Poin Penting
- Pemerintah menunda insentif kendaraan listrik (EV) selama satu bulan karena masih menunggu finalisasi perhitungan
- Purbaya Yudhi Sadewa menyebut insentif EV disiapkan untuk menekan konsumsi BBM di tengah tingginya harga minyak dunia
- Pemerintah mendorong penggunaan listrik untuk mengurangi impor energi dan memanfaatkan kapasitas listrik PLN yang belum optimal.
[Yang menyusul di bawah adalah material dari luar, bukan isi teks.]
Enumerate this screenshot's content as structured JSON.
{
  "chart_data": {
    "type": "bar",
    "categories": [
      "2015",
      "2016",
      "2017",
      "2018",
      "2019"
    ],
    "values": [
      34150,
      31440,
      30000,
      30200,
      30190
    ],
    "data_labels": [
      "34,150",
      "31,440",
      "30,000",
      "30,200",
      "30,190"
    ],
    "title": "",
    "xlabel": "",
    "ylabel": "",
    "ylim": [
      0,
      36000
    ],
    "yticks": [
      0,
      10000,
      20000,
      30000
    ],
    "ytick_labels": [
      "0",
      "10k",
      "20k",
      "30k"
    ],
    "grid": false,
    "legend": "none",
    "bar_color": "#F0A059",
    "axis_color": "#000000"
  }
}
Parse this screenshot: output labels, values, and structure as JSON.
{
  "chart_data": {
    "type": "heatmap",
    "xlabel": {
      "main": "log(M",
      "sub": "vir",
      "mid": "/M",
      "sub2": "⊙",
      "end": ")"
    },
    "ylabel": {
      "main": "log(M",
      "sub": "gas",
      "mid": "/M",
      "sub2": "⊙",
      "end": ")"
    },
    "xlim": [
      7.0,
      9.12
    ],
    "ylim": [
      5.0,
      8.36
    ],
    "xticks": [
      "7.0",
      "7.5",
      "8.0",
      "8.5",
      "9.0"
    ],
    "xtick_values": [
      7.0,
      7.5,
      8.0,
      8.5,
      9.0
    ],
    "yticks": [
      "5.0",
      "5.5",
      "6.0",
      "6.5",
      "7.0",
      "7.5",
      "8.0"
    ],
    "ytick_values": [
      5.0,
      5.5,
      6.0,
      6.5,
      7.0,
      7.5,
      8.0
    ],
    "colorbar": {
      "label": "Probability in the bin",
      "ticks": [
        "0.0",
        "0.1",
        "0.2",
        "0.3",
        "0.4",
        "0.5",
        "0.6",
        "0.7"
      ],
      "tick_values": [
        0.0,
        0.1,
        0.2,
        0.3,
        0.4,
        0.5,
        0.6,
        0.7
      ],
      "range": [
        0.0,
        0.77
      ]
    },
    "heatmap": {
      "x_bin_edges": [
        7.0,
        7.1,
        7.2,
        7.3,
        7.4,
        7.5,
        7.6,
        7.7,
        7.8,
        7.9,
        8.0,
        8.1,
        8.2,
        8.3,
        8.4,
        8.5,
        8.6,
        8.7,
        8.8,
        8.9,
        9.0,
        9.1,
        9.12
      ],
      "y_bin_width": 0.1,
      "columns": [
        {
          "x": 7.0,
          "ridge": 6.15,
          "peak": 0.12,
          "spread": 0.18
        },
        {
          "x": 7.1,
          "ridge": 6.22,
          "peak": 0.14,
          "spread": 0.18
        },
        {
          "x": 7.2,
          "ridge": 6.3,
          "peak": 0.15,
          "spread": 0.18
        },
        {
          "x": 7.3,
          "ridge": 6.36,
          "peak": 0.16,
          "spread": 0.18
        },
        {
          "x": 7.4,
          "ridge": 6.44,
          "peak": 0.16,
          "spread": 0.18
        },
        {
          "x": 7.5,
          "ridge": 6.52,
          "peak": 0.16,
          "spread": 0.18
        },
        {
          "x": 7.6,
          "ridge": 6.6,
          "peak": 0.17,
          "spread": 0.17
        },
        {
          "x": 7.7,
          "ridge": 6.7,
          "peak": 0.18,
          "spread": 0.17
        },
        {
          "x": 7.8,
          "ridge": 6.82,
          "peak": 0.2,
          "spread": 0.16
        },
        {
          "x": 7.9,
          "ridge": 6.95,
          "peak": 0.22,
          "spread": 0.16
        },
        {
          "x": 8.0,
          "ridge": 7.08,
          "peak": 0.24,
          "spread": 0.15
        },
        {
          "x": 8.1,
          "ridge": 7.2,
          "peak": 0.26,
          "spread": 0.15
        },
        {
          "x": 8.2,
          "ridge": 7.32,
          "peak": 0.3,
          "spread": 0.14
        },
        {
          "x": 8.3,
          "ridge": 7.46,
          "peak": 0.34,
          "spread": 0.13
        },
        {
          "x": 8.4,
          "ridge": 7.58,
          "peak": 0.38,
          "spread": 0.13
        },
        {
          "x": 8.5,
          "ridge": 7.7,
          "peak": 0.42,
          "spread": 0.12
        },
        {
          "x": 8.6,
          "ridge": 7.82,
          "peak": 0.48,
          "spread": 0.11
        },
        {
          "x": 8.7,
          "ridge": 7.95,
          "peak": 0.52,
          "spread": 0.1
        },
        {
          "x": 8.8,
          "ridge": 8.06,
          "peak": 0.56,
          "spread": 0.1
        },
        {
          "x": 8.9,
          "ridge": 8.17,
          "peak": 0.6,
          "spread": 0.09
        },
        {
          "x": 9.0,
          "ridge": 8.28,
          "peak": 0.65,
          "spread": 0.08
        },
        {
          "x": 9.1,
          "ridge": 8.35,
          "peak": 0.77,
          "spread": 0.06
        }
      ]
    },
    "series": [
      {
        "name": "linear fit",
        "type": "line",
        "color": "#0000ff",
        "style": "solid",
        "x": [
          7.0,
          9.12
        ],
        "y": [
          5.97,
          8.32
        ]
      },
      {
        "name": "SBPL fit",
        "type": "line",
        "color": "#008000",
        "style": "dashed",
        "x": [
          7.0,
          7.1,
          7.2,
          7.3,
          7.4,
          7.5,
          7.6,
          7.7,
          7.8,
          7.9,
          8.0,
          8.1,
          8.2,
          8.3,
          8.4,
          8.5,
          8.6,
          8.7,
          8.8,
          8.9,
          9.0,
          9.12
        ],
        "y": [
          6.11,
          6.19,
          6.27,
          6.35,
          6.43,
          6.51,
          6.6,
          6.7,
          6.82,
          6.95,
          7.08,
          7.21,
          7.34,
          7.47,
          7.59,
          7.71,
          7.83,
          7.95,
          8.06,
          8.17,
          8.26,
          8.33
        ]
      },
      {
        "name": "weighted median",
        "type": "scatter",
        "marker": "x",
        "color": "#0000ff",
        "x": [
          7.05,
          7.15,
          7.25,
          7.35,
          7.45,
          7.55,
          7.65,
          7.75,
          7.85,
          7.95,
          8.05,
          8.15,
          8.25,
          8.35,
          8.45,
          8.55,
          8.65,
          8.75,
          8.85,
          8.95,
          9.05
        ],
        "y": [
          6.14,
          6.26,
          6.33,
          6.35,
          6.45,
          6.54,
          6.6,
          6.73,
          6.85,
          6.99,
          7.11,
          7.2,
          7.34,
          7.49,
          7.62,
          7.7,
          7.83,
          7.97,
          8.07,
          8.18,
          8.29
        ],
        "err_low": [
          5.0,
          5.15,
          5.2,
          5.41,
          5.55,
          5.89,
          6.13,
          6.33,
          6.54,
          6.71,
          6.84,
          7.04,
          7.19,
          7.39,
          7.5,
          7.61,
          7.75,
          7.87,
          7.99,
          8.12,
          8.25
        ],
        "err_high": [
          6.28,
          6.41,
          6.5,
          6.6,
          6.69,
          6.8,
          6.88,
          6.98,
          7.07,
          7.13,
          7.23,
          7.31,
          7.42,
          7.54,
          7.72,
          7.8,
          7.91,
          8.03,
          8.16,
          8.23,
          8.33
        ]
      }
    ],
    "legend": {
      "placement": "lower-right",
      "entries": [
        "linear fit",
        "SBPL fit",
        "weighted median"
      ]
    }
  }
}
Jakarta – Pemerintah menyatakan akan menunda insentif bagi kendaraan listrik (Electric Vehicle/EV) hingga satu bulan ke depan. Sebelumnya insentif tersebut direncanakan mulai diterapkan pada Juni 2026
Menteri Keuangan Purbaya Yudhi Sadewa mengungkapkan pemerintah memutuskan untuk menunda implementasi kebijakan insentif kendaraan listrik, baik untuk mobil maupun motor setidaknya satu bulan lagi. Hal itu disebabkan karena masih menunggu finalisasi sejumlah perhitungan.
“Insentif EV masih ditunda satu bulan lagi, ada perhitungan yang masih ditunggu,” ungkap Purbaya saat ditemui di Kemenko Perekonomian, Jakarta, Selasa, 26 Mei 2026.
Baca juga: Menkeu Purbaya Batal Tunaikan Ibadah Haji 2026, Ini Alasannya
Sebelumnya, Purbaya mengungkapkan pemerintah tengah menyiapkan insentif bagi kendaraan listrik guna mengurangi konsumsi bahan bakar minyak (BBM).
Purbaya menjelaskan, insentif tersebut diberikan lantaran konflik antara Amerika Serikat (AS) dan Iran masih berlangsung yang memicu lonjakan harga minyak dunia tetap tinggi.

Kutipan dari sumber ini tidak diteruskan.